Ieu Itu
Setelah aku berkuliah di Bandung, aku memutuskan untuk ngekos di daerah
dekat kampusku. Sebenarnya jarak tempat tinggalku dan kamupsku itu tidak
terlalu memakan waktu lama hanya sekitar satu sampai satu setengah jam
perjalanan, sama seperti waktu tempuh antara rumah dan sekolahku waktu kelas
satu SMA dulu. Tetapi karena macet dan kejadian-kejadian yang terduga lainnya,
waktu tempuhnya bisa sampai dua hingga tiga jam, kerena itulah aku memutuskan
untuk kost dekat kampusku saja.
Setiap satu atau dua minggu sekali aku selalu menyempatkan diri untuk
pulang ke rumah, tetapi itupun apabila tak ada kegiatan kampus yang harus aku
ikuti. Selain untuk mengobati rindu suasana dan orang-orang rumah, tetu saja
aku pulang untuk menghemat pengeluaran bulananku, hehe. Pasti anak-anak kost
sepertiku mengerti dengan “modus” ini.
Pada saat itu, hari jumat tanggal 4 November 2016, aku dan temanku Rinda
– yang berasal dari dareh yang sama sepertiku – memutuskan untuk pulang
kampung. Kerena kebetulan kami kuliah hanya sampai hari kamis, dan tak ada
kegiatan kampus lain yang kami ikuti saat itu. Seperti biasa kami pulang
menggunakan bis kota jurusan Kebon Kalapa Tanjungsari. Saat kami menaiki bis
kota tersebut, bis tidak terlalu penuh hingga kami bisa duduk di depan dekat
dengan kursi supir.
Setelah beberapa jauh bis meninggalkan terminal bis kota Damri ini di
Kebon Kalapa, sang kondektur bertanya kepadaku, “Neng mau pulang?” aku yang
bingung kenapa si bapak mengetahui kami akan pulang menjawab “Iya pak,” setelah
itu si bapak kondektur kembali bertanya “Eneng mahasiswa?
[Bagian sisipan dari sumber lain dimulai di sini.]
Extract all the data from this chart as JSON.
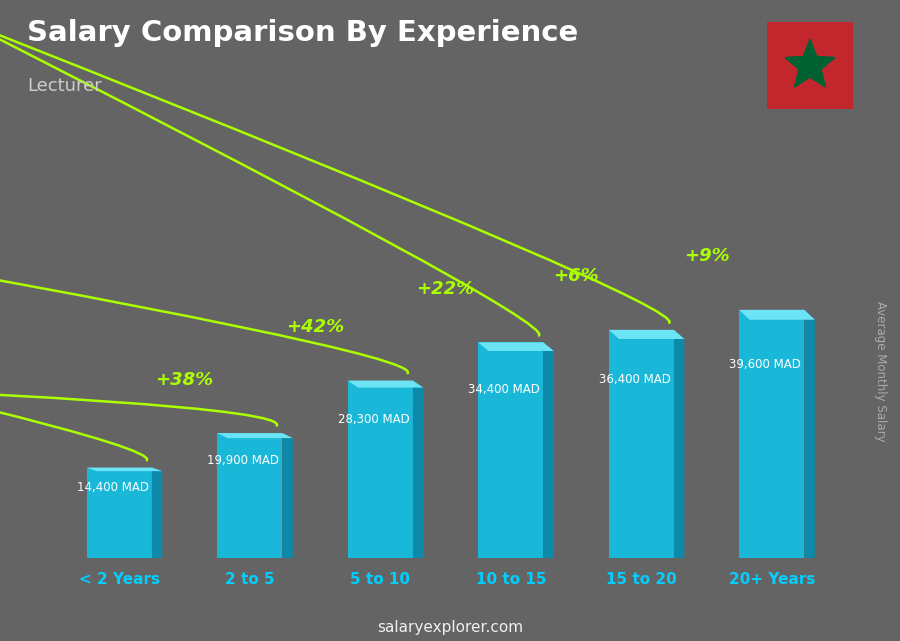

Dimana kuliahnya?”
dan akupun menjawab, “Iya pak saya mahasiswa, kuliahnya di Unpas pak,” si bapak
hanya menganggukan kepalanya sambil kembali mengobrol dengan sopir bis. Mereka
membicarakan tentang kegiatan aksi damai 4 November yang kala itu tengah
dilakukan di Jakarta.
“Kenapa gak ikut demo neng?” aku yang kaget sekaligus bingung dengan
pertanyaan si bapak kondektur yang ternyata telah menghentikan obrolannya
dengan pak sopir hanya bisa melirik ke arah Rinda yang duduk disebelahku, dan
kemudian menjawab “Enggak ah pak,”. Si bapak hanya tersenyum sambil berkata
“Kenapa gak ikut? Kan mahasisiwa. Padahal mah ikut aja ke Jakarta, rame di sana
mah. Di sini mah sepi. Tuh tinggal jalan ge meni lalowong kieu,” aku hanya bisa
mengulum senyum tanpa menjawab perkataan si kondektur. Selanjutnya si bapak
kondekturpun terus mengajakku mengobrol, dari seputaran kuliah hingga tempat
turunku, hingga mungkin setengah perjalannan, yang waktu itu terasa sangat
lancar tanpa ada macet.
Dari obrolanku dengan bapak kondektur bis itu, aku menyadari bahwa salah
satu imej seorang mahasiswa di kalangan orang banyak itu adalah sebagai seorang
pendemo. Ia bahkan bertanya kenapa aku tidak ikut aksi damai 4 November yang ia
beri label “demo”. Sebenarnya menurutku tak ada salahnya berdemo, itu bukan
merupakan suatu dosa dan hal yang dilarang. Selama kita melakukan itu dengan
tertib dan damai, tanpa adanya kekerasan dan niat yang tak benar kenapa tidak
berdemo. Jadikan saja ajang demo kita itu untuk mencari dan menuntut keadilan
dan kebenaran, tentu saja dengan cara yang adil dan benar pula.